[Note: a first version of this posting disappeared from the site, for reasons I don't understand...This is my attempt to recreate it.]
Some readers have remarked on my recommendation of Michael Rea's book World Without Design, a stimulating critique of philosophical naturalism that suggests, ultimately, that ours may be a "world with design." At the same time, it is rather obvious that I am livid about the attempt to teach intelligent design in public school science classrooms.
Am I contradicting myself? No, and here's why:
(1) Of course, university researchers and students should be debating Intelligent Design, philosophical naturalism, the nature of evolution, and so on: that's what universities are for, and that's why one of my other obsessions is academic freedom. Rea's important book helps philosophers enter these debates.

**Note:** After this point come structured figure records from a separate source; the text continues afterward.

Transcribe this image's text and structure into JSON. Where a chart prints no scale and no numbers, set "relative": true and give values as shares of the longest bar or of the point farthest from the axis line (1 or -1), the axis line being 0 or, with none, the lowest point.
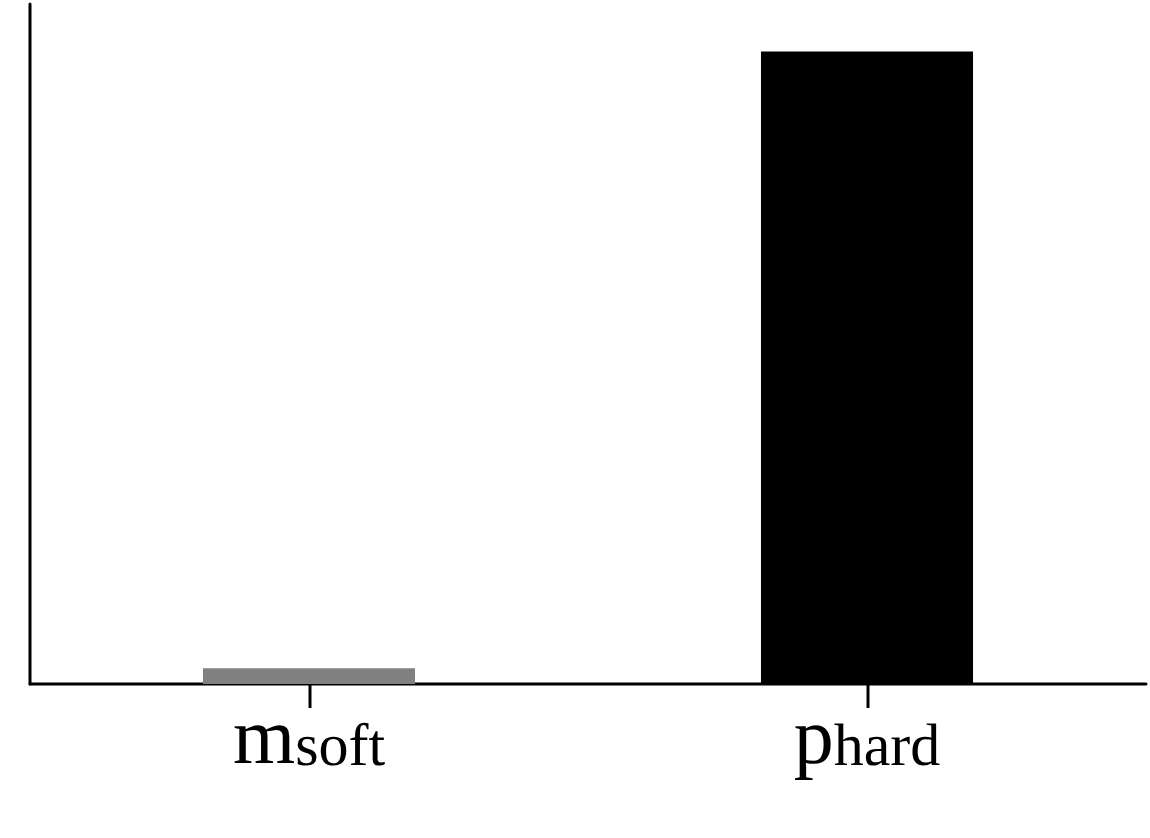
{
  "chart_data": {
    "type": "bar",
    "categories": [
      "m$_{soft}$",
      "p$_{hard}$"
    ],
    "values": [
      0.025,
      1
    ],
    "colors": [
      "#808080",
      "#000000"
    ],
    "relative": true,
    "grid": false
  }
}
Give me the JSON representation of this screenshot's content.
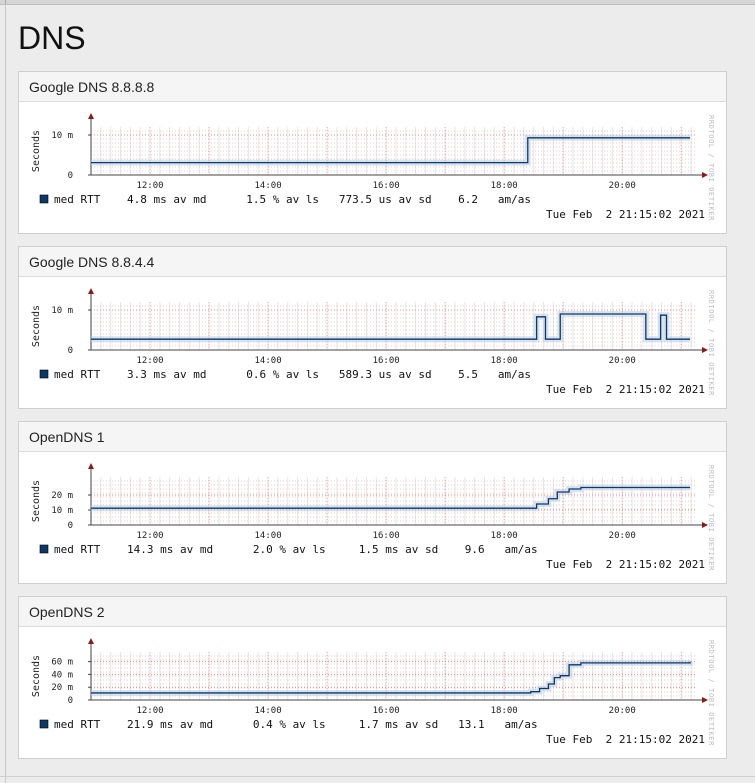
{
  "page": {
    "title": "DNS"
  },
  "colors": {
    "line": "#0a3a6a",
    "band": "#b8cde4",
    "grid": "#e88888",
    "axis": "#444444",
    "legend_box": "#0a3a6a"
  },
  "chart_data": [
    {
      "type": "line",
      "title": "Google DNS 8.8.8.8",
      "ylabel": "Seconds",
      "ylim": [
        0,
        0.012
      ],
      "y_ticks": [
        {
          "v": 0,
          "label": "0"
        },
        {
          "v": 0.01,
          "label": "10 m"
        }
      ],
      "x_ticks": [
        "12:00",
        "14:00",
        "16:00",
        "18:00",
        "20:00"
      ],
      "watermark": "RRDTOOL / TOBI OETIKER",
      "legend": {
        "name": "med RTT",
        "stats": "4.8 ms av md      1.5 % av ls   773.5 us av sd    6.2   am/as"
      },
      "timestamp": "Tue Feb  2 21:15:02 2021",
      "series": [
        {
          "name": "med RTT",
          "x": [
            11.0,
            18.35,
            18.4,
            21.15
          ],
          "y": [
            0.0031,
            0.0031,
            0.0093,
            0.0093
          ]
        }
      ]
    },
    {
      "type": "line",
      "title": "Google DNS 8.8.4.4",
      "ylabel": "Seconds",
      "ylim": [
        0,
        0.012
      ],
      "y_ticks": [
        {
          "v": 0,
          "label": "0"
        },
        {
          "v": 0.01,
          "label": "10 m"
        }
      ],
      "x_ticks": [
        "12:00",
        "14:00",
        "16:00",
        "18:00",
        "20:00"
      ],
      "watermark": "RRDTOOL / TOBI OETIKER",
      "legend": {
        "name": "med RTT",
        "stats": "3.3 ms av md      0.6 % av ls   589.3 us av sd    5.5   am/as"
      },
      "timestamp": "Tue Feb  2 21:15:02 2021",
      "series": [
        {
          "name": "med RTT",
          "x": [
            11.0,
            18.55,
            18.55,
            18.7,
            18.7,
            18.95,
            18.95,
            20.4,
            20.4,
            20.65,
            20.65,
            20.75,
            20.75,
            21.15
          ],
          "y": [
            0.0027,
            0.0027,
            0.0083,
            0.0083,
            0.0027,
            0.0027,
            0.009,
            0.009,
            0.0027,
            0.0027,
            0.0087,
            0.0087,
            0.0027,
            0.0027
          ]
        }
      ]
    },
    {
      "type": "line",
      "title": "OpenDNS 1",
      "ylabel": "Seconds",
      "ylim": [
        0,
        0.032
      ],
      "y_ticks": [
        {
          "v": 0,
          "label": "0"
        },
        {
          "v": 0.01,
          "label": "10 m"
        },
        {
          "v": 0.02,
          "label": "20 m"
        }
      ],
      "x_ticks": [
        "12:00",
        "14:00",
        "16:00",
        "18:00",
        "20:00"
      ],
      "watermark": "RRDTOOL / TOBI OETIKER",
      "legend": {
        "name": "med RTT",
        "stats": "14.3 ms av md      2.0 % av ls     1.5 ms av sd    9.6   am/as"
      },
      "timestamp": "Tue Feb  2 21:15:02 2021",
      "series": [
        {
          "name": "med RTT",
          "x": [
            11.0,
            18.45,
            18.55,
            18.75,
            18.9,
            19.1,
            19.3,
            21.15
          ],
          "y": [
            0.0112,
            0.0112,
            0.014,
            0.0175,
            0.022,
            0.024,
            0.025,
            0.025
          ]
        }
      ]
    },
    {
      "type": "line",
      "title": "OpenDNS 2",
      "ylabel": "Seconds",
      "ylim": [
        0,
        0.075
      ],
      "y_ticks": [
        {
          "v": 0,
          "label": "0"
        },
        {
          "v": 0.02,
          "label": "20 m"
        },
        {
          "v": 0.04,
          "label": "40 m"
        },
        {
          "v": 0.06,
          "label": "60 m"
        }
      ],
      "x_ticks": [
        "12:00",
        "14:00",
        "16:00",
        "18:00",
        "20:00"
      ],
      "watermark": "RRDTOOL / TOBI OETIKER",
      "legend": {
        "name": "med RTT",
        "stats": "21.9 ms av md      0.4 % av ls     1.7 ms av sd   13.1   am/as"
      },
      "timestamp": "Tue Feb  2 21:15:02 2021",
      "series": [
        {
          "name": "med RTT",
          "x": [
            11.0,
            18.3,
            18.45,
            18.6,
            18.75,
            18.85,
            18.95,
            19.1,
            19.3,
            21.15
          ],
          "y": [
            0.011,
            0.011,
            0.013,
            0.018,
            0.025,
            0.035,
            0.038,
            0.055,
            0.058,
            0.06
          ]
        }
      ]
    }
  ]
}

It's too bad, though probably revealing, that intelligent design theorists don't enter the scholarly fray with biologists in peer-refereed biology journals, or that when their scientific arguments (like those in Michael Behe's book) are refuted, they don't pursue a scientific defense in appropriate scientific fora. But no one ought to object to universities being sites of such debates, if the intelligent design proponents would enter them (again, it is revealing, I think, that they prefer to enter the fray with laypeople on boards of education and state legislatures, rather than with real scientists).
(2) The important academic freedom of university researchers and students to debate all manner of ideas has no bearing, however, on the question what should be taught in textbooks to be used by schoolchildren. There is an important issue here about division of epistemic labor. Textbooks, in all fields, ought to present the expert consensus in a way that is intelligible to those new to the subjects. Where there is expert divergence of opinion, textbooks should present that too. But what I object to is lying about the state of scientific opinion in order to inject religious views in to the science classrooms in the public schools. That is venal and reprehensible.
Who can say what the scientific consensus will be in 50 years? There is no evidence, of course, it will move in the direction of intelligent design, especially given the failure of the proponents of the latest version of creationism to engage in scientific debate. But today's textbooks ought to convey, clearly and unmistakably, that there are no serious scientific doubts about Darwin's theory of evolution. As David Hillis, a distinguished evolutionary biologist at the University of Texas, remarked during a press conference today:
"There is no debate about evolution in college textbooks, where scientists
select the best books for use. The debate is at the level of secondary school textbooks, precisely because that is where non-scientists can exert influence. These objections to the textbooks are not about science or facts; they are about pushing a political and religious agenda."
Let the intelligent design theorists prevail, or even make an inroad, in the marketplace of ideas among scholars and researchers, the marketplace that academic freedom makes possible. Until then, they ought to stay out of the highschool classroom, and save it for Sunday School.